Neben „Zusammenhalt“, den sich Lahm wünscht, fordert er ein, dass die Spieler nach ihren bekannten Stärken zum Einsatz kommen.„Das wünsche ich mir auch vom Trainer, dass er die Spieler auf die richtigen Positionen stellt, wo sie Erfahrung haben“. Eine klare Absage an weitere Personal-Experimente, auch wenn Lahm keine Namen oder konkreten Maßnahmen nannte, die ihn besonders gestört hätten.
Lahm nimmt Spieler in die Pflicht und zieht Parallele zum „Sommermärchen“
Die zweite große Säule, welche die aktuelle Kritik an der Nationalmannschaft ausmacht, ist die Frage nach Mentalität und Leidenschaft. Auch hier fand Lahm direkte Worte. „Für was machen sie das eigentlich, für was spiele ich eigentlich, für wen spiele ich eigentlich in der Nationalmannschaft?“. Das seien die Fragen, die sich laut Lahm jeder Akteur zu stellen hätte.

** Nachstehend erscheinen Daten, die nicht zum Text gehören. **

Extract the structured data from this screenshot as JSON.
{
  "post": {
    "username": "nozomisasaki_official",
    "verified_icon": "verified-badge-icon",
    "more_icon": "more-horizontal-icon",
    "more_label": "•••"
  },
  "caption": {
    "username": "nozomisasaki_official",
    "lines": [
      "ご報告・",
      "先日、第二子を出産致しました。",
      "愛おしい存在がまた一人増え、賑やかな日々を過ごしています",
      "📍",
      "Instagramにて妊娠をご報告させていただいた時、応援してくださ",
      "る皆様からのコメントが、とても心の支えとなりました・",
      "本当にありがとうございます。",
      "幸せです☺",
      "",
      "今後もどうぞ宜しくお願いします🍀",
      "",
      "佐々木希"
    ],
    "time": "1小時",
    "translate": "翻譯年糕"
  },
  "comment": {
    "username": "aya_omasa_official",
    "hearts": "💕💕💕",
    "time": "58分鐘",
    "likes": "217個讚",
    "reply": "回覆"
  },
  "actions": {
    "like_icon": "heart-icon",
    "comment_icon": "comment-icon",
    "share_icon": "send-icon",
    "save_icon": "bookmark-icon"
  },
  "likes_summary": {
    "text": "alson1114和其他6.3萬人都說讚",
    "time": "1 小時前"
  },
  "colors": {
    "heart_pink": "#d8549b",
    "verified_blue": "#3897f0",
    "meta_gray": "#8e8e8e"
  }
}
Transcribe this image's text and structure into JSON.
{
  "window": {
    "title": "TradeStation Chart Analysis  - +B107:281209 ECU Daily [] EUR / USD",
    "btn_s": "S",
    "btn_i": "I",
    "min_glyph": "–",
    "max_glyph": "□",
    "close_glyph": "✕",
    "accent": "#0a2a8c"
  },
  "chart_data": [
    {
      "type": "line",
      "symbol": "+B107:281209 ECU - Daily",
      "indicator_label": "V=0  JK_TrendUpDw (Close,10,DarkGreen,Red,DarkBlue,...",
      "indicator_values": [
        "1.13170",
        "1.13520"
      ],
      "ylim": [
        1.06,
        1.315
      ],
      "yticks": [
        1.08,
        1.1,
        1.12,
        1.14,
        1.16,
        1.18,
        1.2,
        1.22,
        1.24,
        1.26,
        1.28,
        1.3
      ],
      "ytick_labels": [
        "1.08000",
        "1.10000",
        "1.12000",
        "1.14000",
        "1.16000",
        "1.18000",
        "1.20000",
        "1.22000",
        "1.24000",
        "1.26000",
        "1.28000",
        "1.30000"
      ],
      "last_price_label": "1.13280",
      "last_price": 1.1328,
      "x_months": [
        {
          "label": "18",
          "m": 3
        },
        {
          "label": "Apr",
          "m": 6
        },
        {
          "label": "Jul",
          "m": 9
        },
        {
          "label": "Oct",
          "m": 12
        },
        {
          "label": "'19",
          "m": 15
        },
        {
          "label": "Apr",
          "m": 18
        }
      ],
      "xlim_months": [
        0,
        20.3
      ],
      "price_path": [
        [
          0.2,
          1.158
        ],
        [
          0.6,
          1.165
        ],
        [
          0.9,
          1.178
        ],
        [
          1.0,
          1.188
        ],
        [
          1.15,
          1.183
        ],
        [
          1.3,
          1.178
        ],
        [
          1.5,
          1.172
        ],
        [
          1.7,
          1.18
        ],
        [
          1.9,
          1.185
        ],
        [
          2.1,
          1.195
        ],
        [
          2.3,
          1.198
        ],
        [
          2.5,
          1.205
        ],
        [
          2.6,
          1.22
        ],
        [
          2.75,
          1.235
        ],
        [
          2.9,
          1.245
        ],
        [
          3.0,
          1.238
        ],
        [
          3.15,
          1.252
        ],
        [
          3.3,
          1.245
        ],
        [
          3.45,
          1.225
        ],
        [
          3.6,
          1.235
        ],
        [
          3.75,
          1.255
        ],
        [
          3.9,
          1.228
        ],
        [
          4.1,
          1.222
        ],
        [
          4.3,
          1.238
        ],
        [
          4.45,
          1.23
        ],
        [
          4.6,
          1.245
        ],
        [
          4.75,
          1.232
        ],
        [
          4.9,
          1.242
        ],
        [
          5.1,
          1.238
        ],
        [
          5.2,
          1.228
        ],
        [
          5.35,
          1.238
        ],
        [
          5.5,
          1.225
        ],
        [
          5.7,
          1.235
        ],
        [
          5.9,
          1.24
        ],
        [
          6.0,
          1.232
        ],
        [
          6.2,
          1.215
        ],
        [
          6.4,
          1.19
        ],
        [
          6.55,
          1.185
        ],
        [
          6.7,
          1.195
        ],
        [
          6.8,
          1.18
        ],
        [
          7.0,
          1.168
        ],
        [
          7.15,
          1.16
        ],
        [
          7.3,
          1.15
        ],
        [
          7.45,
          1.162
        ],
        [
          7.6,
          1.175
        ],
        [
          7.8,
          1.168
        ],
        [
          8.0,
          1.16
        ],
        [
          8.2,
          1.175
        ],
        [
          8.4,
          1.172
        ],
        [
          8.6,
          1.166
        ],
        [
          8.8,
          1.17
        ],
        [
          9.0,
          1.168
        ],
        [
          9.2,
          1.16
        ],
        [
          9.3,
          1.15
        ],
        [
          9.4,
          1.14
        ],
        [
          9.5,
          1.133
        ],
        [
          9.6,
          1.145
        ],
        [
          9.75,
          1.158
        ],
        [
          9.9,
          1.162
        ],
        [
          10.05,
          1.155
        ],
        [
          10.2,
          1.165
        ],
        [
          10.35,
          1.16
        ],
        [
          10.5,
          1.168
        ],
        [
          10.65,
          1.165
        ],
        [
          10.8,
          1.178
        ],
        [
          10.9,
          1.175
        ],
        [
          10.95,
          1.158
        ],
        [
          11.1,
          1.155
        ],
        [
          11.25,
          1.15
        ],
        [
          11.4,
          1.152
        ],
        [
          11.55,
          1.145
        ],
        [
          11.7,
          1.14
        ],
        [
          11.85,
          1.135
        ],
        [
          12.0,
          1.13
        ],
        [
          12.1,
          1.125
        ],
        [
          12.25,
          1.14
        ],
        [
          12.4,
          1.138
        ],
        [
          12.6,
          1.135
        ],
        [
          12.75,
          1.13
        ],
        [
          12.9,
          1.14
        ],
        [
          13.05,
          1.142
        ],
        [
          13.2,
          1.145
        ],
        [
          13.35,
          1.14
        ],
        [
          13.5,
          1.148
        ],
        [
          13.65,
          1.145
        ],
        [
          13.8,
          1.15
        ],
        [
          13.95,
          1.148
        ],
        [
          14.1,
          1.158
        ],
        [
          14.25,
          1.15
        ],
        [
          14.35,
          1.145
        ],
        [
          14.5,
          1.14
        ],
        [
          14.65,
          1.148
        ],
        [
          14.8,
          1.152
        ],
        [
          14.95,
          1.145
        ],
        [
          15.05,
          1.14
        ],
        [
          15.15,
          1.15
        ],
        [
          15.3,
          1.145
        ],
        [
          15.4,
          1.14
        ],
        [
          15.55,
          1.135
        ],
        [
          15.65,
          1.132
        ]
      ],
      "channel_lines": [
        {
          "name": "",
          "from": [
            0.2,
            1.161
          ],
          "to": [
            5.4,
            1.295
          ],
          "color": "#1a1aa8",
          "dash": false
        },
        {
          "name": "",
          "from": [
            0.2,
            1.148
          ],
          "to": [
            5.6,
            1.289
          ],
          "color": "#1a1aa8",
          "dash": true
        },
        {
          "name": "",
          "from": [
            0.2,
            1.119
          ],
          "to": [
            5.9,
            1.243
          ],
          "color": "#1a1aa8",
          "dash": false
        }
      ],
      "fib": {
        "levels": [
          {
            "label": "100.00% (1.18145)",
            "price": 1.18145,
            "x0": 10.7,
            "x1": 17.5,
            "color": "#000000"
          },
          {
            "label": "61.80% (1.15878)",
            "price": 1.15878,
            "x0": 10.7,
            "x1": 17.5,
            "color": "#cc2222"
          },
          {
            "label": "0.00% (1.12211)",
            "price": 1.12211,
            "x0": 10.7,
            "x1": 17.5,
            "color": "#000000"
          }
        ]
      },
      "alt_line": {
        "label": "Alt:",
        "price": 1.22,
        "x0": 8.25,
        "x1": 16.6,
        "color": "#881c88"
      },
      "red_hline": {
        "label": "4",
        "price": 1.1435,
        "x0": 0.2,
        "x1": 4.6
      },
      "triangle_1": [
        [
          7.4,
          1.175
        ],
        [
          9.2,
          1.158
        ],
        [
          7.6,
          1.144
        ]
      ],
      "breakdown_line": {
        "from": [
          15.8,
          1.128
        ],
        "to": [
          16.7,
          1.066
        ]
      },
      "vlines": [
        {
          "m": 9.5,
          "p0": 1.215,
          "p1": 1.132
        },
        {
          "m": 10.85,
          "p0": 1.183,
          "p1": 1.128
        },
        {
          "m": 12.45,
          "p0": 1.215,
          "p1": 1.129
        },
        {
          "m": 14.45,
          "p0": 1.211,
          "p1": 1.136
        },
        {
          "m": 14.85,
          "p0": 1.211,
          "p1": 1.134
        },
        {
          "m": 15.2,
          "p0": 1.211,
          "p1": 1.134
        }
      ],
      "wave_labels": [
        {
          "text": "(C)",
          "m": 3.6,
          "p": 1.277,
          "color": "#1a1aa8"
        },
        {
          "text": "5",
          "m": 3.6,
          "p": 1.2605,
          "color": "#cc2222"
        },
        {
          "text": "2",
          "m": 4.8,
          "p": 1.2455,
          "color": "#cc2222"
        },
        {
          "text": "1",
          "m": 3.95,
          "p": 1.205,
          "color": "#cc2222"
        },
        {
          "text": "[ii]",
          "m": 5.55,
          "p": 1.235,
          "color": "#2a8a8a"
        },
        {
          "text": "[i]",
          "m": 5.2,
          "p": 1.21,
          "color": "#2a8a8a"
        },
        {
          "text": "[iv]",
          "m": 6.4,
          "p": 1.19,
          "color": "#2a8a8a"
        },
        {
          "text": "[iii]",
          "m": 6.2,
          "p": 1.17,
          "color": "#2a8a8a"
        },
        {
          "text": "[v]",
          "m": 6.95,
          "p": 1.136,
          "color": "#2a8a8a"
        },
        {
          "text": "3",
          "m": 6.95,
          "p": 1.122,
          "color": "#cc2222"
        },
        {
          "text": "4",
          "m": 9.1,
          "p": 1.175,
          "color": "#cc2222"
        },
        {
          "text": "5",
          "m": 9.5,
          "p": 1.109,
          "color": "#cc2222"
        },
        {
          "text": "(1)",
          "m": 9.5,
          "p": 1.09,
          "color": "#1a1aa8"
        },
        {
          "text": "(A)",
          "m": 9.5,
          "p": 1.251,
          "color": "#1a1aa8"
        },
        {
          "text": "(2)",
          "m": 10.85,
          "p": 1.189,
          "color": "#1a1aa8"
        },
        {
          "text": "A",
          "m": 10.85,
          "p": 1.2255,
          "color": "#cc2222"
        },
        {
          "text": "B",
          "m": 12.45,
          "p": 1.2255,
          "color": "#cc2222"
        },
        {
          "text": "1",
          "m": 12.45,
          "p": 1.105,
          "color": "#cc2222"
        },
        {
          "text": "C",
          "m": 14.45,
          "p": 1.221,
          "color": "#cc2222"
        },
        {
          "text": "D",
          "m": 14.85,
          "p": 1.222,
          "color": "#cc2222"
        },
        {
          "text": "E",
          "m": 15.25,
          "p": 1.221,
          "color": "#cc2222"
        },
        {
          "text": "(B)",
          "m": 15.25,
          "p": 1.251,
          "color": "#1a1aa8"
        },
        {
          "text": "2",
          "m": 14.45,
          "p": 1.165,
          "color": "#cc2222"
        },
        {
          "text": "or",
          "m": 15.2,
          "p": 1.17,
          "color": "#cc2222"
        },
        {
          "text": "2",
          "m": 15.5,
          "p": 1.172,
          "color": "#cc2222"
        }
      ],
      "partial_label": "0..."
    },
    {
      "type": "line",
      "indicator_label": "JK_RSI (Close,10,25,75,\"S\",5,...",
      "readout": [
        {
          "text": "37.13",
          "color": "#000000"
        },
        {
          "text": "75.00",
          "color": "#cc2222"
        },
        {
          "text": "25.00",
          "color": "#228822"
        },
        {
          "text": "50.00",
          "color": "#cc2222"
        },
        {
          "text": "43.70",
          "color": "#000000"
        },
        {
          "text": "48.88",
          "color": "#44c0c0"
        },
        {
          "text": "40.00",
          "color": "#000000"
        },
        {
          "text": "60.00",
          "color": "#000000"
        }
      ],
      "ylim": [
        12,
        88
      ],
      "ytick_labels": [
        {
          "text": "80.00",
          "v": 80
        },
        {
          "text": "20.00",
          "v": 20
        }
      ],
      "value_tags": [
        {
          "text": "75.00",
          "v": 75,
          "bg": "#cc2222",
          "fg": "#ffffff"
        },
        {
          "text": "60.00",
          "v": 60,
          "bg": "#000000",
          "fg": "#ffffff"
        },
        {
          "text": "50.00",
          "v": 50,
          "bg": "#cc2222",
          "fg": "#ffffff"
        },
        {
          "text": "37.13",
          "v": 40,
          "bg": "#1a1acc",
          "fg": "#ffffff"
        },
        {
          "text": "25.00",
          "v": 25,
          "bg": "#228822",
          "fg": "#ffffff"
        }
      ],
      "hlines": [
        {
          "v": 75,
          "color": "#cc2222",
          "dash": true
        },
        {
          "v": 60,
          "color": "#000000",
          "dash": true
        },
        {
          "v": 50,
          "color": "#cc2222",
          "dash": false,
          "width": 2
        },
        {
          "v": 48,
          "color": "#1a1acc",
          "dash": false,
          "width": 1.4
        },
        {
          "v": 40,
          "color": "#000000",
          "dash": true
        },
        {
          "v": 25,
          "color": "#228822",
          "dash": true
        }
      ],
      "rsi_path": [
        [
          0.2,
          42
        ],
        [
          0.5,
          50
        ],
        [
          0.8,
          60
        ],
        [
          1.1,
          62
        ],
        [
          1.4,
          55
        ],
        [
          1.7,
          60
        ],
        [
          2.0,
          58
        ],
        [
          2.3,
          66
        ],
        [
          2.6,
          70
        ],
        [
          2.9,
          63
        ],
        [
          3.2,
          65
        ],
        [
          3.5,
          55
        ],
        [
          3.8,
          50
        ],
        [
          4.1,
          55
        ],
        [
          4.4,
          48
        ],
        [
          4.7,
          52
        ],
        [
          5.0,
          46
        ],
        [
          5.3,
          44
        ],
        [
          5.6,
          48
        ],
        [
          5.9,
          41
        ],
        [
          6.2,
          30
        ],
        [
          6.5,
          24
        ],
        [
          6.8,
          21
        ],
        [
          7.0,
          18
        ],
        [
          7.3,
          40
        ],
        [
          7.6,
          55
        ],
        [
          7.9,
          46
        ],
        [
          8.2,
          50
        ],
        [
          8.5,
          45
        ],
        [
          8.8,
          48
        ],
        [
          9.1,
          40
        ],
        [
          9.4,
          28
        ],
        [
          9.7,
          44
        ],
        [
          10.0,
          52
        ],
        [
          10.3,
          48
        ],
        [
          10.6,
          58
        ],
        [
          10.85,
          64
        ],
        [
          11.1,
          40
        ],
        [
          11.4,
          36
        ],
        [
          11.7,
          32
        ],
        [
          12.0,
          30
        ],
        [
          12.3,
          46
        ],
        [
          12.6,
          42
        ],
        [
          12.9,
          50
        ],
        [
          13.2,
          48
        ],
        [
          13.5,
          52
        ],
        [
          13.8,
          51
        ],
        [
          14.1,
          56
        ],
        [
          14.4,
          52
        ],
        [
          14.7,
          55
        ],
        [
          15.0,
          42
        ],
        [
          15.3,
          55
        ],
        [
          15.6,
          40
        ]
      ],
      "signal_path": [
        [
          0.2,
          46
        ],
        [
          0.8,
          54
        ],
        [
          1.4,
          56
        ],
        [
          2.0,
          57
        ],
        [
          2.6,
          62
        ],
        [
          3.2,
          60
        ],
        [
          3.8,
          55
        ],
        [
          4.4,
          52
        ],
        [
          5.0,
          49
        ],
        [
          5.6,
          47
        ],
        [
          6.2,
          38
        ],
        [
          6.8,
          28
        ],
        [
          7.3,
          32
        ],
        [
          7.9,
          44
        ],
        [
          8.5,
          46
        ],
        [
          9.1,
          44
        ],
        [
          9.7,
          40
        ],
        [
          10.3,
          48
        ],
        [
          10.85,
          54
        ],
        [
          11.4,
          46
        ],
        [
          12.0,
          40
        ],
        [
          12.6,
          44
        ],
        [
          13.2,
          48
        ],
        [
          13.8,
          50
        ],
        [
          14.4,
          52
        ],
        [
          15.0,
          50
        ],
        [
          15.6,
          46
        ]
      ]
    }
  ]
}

Als möglichen Mutmacher zog er anschließend noch die Parallele zur Heim-WM 2006, der eine ähnliche prekäre Stimmung vorausgegangen war. Damals sei man sich dieser einmaligen Chance, ein Heimturnier zu spielen, bewusst geworden und hätte sich anschließend konsequent in den Dienst der Mannschaft gestellt. Der gebürtige Münchener rotierte während seiner Karriere selbst zwischen zentralem Mittelfeld und Außenverteidigung – dem Allgemeinwohl zuliebe.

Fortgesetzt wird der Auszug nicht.